Streamlit DataFusion Explorer
A local SQL workbench for uploaded CSV, JSON, and Parquet files using Streamlit, DataFusion, PyArrow, and pandas.
Captured locally
Streamlit interface running against a local DataFusion session

Overview
A lightweight SQL layer over local files
This spike wraps Apache DataFusion in a Streamlit UI so a user can upload flat files, register them as in-memory tables, and run ad hoc SQL without provisioning a database server.
Workflow
1. Upload one or more files and infer a safe table name from each filename.
2. Parse into Arrow tables with `pyarrow.csv`, `pyarrow.parquet`, or JSON decoding.
3. Register batches into DataFusion and inspect schema in the sidebar.

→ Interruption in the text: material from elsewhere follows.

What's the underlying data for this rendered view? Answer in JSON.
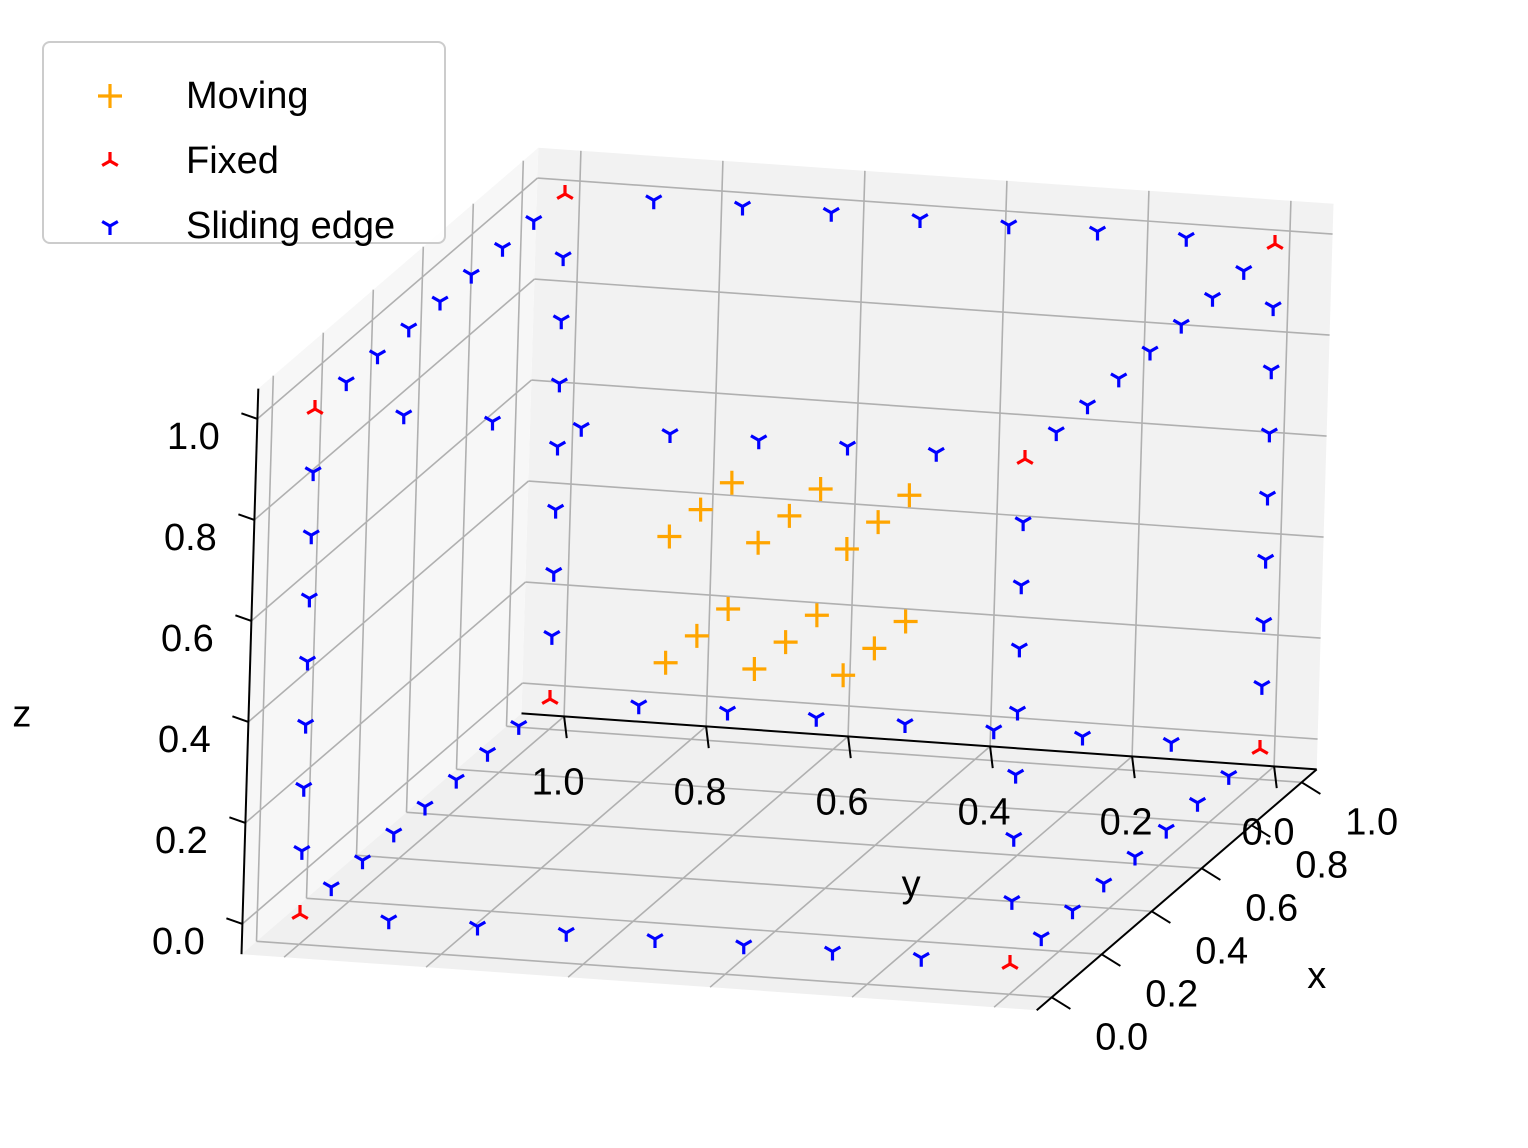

4. Run SQL, inspect results, then download the result set as CSV or Parquet.
Representative queries
Run locally
cd ../spikes/streamlit_datafusion
python3 -m venv .venv
source .venv/bin/activate
pip install -r requirements.txt
streamlit run app.py
The app ships with a sample `orders` dataset, so it is usable immediately even before uploading any files.
What I learned
DataFusion is a strong fit for small local analysis tools because it gives SQL over Arrow-native data structures without dragging in the operational overhead of a separate database.
Streamlit also works well here because the value is in the data workflow, not bespoke frontend engineering. That keeps the spike focused on ingestion, query execution, and result export.